I wanted to set my novel in a UK that is very like the one we know now, with a few important differences. But I suspect that even if I’d set the novel on an imaginary planet at an undefined future point, I would still have had to find a lot of things out to invent that future world. Because we use the real to give texture to what we imagine, whether it’s in the past, the present, or a future.
So here, in no particular order, are five of the things I had to find out about in the writing of Outwalkers:
1. How dogs fight: this makes for disturbing watching on YouTube. Also how foxes play: I struck lucky here, and happened upon a fox trying to persuade a small dog to play, while walking through Brompton Cemetery early one morning on my way to Earls Court tube.
2. How to break into a lorry – Thank you to the lorry driver in the lorry park of the Michaelwood services on the M5 near Bristol. I think he must have believed me when I said I was writing a novel, because he showed me how the security system on his lorry worked, and why it would be hard to break into. And he was very helpful in discussing with me which kind of lorry my gang of kids would be able to break into, and pointing one out to me, parked nearby.
3. Whether you can fall off the escalator in John Lewis department store, Oxford St: perhaps I took too many photos. Anyway, I was getting peculiar looks, so I moved to the Bed Department, where I also needed to work out sight lines, if you were lying in the beds. That didn’t alarm the sales staff as much, but I didn’t want to get up, and nearly bought a new mattress!
4. I needed to find out all kinds of things about the tunnels below and behind the London Tube tunnels: deserted stations, the Victorian sewage system, the massive utility tunnels, etc. And also about what you might find living in them, besides people: rats (obviously), blind mice, spiders, crabs, eels, fish, and a bunch of other crawling, creeping, hiding out creatures.

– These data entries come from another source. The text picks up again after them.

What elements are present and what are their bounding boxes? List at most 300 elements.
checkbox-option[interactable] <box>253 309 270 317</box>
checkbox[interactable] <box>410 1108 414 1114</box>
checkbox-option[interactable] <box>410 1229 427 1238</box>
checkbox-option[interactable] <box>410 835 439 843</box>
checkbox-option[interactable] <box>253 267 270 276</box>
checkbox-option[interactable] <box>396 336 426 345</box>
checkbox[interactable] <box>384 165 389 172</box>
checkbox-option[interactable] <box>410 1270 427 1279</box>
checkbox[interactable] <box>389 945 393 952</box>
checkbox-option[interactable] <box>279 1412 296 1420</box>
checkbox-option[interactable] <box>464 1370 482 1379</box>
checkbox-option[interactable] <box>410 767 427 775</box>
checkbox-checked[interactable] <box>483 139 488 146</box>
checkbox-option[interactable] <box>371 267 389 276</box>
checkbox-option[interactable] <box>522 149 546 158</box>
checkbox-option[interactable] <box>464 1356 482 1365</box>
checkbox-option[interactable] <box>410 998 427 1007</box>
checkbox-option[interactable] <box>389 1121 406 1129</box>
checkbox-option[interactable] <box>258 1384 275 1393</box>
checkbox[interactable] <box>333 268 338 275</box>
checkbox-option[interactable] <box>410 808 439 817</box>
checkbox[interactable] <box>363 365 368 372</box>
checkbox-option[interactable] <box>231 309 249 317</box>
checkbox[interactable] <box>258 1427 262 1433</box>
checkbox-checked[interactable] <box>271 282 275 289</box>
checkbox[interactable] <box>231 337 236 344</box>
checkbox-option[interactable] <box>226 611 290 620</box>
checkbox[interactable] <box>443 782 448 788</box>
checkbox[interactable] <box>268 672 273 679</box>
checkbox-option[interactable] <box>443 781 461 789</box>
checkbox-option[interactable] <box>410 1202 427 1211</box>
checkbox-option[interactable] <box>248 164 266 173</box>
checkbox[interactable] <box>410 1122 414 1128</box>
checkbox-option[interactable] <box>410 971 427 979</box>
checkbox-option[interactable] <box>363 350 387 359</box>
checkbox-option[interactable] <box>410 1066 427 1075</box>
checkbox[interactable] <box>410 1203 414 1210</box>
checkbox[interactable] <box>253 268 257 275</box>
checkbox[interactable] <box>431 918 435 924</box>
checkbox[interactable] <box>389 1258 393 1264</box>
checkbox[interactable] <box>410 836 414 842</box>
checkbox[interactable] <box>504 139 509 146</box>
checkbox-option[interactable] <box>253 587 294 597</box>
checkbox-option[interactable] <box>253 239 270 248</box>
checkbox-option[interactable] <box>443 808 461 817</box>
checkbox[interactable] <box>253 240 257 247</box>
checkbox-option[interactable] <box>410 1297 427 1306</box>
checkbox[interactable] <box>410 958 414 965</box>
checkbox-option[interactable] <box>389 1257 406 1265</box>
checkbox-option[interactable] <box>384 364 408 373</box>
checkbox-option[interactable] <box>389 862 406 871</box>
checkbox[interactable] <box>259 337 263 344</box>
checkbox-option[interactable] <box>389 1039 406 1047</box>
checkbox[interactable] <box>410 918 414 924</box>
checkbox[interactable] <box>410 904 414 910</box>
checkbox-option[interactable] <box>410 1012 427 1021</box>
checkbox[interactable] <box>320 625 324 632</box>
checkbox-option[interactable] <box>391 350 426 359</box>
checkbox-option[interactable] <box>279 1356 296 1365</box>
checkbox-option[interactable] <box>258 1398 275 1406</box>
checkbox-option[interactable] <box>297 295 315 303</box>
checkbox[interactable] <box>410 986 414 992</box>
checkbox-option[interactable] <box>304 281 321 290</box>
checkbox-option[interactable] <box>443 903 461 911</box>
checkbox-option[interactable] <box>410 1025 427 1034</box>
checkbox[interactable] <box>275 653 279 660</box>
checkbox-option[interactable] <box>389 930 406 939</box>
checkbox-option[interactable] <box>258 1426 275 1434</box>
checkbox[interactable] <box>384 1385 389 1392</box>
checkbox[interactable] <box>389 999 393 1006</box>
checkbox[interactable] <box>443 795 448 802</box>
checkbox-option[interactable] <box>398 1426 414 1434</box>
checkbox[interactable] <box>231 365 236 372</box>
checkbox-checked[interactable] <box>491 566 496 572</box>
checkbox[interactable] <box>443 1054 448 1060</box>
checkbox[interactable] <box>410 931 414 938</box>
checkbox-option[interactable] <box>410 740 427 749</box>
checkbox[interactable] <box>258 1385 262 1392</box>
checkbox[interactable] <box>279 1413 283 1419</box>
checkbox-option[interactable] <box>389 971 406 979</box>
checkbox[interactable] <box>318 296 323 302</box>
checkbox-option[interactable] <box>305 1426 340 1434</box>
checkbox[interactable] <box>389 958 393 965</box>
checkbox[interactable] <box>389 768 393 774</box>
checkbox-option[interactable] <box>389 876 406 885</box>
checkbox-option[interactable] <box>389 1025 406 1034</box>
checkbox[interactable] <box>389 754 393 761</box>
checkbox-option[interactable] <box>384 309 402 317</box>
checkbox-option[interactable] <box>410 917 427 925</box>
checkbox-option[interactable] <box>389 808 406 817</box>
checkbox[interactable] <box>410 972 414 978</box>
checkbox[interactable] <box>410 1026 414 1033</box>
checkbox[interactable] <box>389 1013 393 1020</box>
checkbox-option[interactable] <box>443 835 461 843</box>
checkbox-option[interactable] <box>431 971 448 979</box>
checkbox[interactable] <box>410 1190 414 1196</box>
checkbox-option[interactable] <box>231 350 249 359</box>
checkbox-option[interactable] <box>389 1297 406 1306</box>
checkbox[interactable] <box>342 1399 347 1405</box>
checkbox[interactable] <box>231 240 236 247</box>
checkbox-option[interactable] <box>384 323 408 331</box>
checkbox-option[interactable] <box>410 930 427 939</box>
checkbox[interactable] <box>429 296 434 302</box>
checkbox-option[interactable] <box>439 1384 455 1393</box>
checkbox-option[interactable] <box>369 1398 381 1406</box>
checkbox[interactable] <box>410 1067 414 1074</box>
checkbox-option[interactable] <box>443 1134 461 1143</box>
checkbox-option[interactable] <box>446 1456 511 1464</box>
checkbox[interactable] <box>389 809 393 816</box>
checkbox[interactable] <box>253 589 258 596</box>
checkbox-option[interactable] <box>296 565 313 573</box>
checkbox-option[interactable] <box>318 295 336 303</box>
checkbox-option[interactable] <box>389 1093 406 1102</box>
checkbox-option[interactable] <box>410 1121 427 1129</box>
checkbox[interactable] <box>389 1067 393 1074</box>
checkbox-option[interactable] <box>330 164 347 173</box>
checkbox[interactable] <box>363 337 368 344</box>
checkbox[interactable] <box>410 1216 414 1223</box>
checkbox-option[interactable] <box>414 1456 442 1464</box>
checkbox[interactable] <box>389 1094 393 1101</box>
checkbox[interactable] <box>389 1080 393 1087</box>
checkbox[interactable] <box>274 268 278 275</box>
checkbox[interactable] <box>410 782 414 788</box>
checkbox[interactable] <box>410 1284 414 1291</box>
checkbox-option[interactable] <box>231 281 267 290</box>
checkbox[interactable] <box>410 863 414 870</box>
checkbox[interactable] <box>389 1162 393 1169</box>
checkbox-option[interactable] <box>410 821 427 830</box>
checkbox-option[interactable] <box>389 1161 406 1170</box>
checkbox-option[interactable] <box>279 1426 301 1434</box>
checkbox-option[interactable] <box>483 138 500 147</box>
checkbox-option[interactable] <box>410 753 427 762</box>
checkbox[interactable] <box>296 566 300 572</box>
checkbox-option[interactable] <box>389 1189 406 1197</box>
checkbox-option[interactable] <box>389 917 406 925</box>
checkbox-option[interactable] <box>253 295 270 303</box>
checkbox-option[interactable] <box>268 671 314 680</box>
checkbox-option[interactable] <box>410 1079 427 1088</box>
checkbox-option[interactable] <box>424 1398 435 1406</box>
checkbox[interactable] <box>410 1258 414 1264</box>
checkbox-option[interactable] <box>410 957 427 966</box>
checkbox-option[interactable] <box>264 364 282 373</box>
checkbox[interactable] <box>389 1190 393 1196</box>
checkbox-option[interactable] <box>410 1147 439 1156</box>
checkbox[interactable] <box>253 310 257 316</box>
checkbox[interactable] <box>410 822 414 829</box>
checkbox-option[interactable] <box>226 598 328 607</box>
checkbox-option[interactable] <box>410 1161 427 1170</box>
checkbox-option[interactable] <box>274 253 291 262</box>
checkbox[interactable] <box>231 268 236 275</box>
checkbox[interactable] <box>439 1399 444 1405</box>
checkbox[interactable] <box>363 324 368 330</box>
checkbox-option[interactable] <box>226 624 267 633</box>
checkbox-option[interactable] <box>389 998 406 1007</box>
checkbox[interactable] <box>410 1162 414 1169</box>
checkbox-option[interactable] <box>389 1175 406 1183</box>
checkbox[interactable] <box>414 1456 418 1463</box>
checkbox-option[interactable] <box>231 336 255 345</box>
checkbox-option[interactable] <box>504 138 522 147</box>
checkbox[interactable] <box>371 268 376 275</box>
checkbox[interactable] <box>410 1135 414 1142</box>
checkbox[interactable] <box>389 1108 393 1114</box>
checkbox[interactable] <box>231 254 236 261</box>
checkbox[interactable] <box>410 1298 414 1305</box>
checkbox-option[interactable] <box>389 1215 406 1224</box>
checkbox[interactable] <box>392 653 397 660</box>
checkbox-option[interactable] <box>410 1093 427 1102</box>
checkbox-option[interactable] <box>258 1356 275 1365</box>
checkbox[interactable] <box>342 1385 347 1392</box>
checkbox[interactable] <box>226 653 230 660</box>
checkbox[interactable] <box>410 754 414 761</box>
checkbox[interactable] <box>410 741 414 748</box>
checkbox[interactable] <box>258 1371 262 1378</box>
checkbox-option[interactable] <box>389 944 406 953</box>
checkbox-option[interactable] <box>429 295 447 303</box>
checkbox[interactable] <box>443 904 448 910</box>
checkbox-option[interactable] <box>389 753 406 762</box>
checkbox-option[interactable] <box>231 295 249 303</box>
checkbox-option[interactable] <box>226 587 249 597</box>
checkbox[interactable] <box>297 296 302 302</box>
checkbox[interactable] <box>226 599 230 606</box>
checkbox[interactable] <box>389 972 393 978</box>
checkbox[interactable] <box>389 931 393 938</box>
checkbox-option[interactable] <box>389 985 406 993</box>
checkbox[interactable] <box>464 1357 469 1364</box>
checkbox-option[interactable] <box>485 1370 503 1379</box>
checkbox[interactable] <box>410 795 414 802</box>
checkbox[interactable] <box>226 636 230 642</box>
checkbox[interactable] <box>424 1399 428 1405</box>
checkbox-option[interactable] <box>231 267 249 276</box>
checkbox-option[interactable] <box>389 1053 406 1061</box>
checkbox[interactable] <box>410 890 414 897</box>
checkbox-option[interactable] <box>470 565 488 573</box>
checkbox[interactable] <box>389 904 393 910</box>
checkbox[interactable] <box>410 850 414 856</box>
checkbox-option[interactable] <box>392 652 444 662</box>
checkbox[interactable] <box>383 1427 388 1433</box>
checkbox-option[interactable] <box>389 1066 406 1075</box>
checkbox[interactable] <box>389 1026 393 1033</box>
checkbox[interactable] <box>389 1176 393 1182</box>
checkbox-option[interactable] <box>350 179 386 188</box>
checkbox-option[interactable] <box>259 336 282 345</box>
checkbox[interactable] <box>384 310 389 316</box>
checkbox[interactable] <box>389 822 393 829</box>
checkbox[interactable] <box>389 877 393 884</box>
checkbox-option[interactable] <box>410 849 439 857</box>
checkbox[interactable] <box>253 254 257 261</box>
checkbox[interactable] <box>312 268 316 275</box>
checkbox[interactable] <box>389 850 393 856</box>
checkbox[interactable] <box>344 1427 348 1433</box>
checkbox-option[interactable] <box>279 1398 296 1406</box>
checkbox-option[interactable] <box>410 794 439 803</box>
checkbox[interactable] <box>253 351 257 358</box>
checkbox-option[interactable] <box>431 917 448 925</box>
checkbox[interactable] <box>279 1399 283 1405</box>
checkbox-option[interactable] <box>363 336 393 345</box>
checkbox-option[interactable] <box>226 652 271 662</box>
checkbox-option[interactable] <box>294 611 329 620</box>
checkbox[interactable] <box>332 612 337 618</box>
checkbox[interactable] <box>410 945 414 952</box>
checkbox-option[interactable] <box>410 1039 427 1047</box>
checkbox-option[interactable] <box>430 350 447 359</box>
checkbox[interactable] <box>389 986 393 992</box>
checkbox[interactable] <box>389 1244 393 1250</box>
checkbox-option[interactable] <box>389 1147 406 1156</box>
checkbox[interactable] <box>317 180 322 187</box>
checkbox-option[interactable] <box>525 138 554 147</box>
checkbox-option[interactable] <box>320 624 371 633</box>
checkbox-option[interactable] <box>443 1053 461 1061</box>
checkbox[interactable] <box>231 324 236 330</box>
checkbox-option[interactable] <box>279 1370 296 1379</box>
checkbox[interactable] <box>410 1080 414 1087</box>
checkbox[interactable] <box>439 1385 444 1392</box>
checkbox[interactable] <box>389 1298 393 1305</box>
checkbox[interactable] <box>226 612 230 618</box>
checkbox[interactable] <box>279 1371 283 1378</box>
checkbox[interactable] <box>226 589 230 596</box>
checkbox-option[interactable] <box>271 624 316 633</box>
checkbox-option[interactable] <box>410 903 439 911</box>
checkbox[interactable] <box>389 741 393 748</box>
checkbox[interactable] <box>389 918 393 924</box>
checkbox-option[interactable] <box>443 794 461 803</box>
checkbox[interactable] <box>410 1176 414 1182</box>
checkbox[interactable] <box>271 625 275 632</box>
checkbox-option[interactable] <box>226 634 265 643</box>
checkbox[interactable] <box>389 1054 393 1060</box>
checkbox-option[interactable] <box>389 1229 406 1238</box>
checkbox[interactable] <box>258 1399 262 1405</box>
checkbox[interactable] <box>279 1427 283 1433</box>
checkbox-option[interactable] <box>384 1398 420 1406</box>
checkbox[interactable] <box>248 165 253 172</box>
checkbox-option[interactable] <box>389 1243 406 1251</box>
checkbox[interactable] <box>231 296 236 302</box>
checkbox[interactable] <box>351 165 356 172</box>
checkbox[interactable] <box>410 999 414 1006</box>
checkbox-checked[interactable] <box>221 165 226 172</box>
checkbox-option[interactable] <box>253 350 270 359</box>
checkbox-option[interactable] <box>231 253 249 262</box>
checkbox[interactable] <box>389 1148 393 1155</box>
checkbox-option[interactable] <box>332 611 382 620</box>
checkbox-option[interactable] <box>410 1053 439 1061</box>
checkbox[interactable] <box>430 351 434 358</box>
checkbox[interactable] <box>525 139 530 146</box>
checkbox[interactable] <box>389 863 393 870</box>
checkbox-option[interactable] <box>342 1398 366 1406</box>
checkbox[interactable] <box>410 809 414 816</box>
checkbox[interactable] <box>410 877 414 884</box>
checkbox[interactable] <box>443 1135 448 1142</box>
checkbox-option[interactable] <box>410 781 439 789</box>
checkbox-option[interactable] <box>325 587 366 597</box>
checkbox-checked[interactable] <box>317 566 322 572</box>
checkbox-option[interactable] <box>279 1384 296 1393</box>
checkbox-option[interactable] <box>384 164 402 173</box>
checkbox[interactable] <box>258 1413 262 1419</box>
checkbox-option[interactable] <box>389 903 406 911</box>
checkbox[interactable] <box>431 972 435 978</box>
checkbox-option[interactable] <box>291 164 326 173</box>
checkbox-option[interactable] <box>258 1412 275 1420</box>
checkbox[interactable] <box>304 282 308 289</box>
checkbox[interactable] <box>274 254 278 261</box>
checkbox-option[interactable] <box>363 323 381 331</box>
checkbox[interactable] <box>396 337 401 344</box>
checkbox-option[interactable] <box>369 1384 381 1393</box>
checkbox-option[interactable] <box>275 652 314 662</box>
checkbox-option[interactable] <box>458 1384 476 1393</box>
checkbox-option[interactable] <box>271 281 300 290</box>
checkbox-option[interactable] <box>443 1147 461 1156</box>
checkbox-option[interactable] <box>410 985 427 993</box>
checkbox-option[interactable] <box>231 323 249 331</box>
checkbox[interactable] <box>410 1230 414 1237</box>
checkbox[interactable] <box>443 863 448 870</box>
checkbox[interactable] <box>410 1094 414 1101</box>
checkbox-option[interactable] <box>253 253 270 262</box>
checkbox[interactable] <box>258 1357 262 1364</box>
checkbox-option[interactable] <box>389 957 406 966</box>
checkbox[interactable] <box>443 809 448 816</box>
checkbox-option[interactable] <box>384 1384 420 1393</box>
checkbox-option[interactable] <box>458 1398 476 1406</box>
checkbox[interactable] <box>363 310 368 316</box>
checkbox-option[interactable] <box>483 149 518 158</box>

5. Most tedious, but necessary, piece of research ever: watching a twelve-minute non-forwardable video about how to fold an exterior retractable ladder. I got the information I needed, but did feel like I’d lost some essential minutes of my given lifespan.
I also travelled to North-West Scotland, evaded the security guards at a deserted hospital site outside Bristol, interviewed a professor of physics about nano technology, and an ex-controller of freight trains about how long journeys took, had my daughter take photos of the end of Bond Street tube platform, (including the Danger sign, crucially) wandered around a junk yard, admiring eviscerated cars, and walked up and down the streets of Berwick upon Tweed to plot my gang’s escape. But all of this, and all the rest is only as good as the story told. And it’s the readers who decide on that, not the writer.